— Voilà, c'est la nouvelle souche qui parle ainsi : nous ne pensions pas à tout cela.

Je haussai les épaules et j'allai m'asseoir avec le petit. Le chat me sauta sur la nuque et s'y installa ; le bébé s'endormit. Au bout d'une demi-heure, j'avais le sang à la tête de respirer l'air empesté de notre taudis ; j'étais néanmoins frémissante de bonheur de me trouver parmi les miens.

Je grandissais, et commençais à échapper complètement à mes parents. J'étais sans aucune instruction ; mais depuis l'âge de sept ans, auquel j'avais appris à lire, je dévorais avidement n'importe quel écrit qui me tombait sous la main.

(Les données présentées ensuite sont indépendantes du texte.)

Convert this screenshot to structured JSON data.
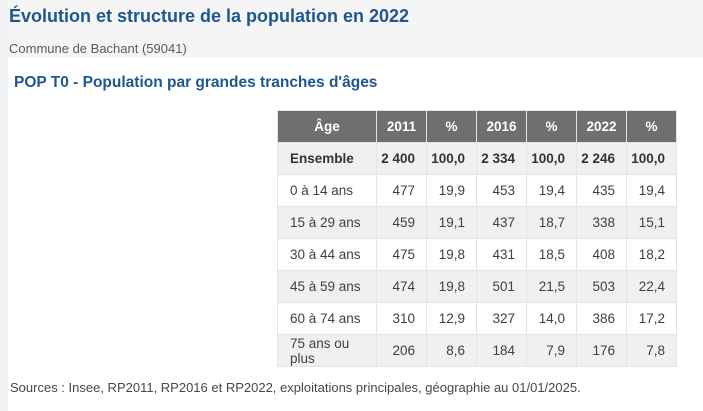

En 1870, j'allais, en me rendant à l'école, lire, depuis le premier mot jusqu'au dernier, les dépêches de la guerre affichées aux devantures des magasins, et ces massacres me hantaient au point que je ne parvenais plus à m'appliquer aux leçons. J'avais suivi toute l'affaire Tropmann dans les journaux collés au recto et au verso sur les murs à affiches d'Amsterdam ; j'ai lu ainsi des feuilletons entiers.

Mais mon impressionnabilité avait surtout été mûrie par la misère, qui nous obligeait à ruser pour avoir du crédit, qui nous faisait passer par toutes les transes du loyer qu'on ne pouvait payer, et la honte des créanciers qui venaient nous insulter et ameuter les voisins. Des infamies s'étaient incrustées dans ma mémoire, comme celle de l'usurière qui avait gardé l'argent épargné sur la faim de nos enfants, et ne nous avait pas rendu les vêtements que nous étions venus dégager.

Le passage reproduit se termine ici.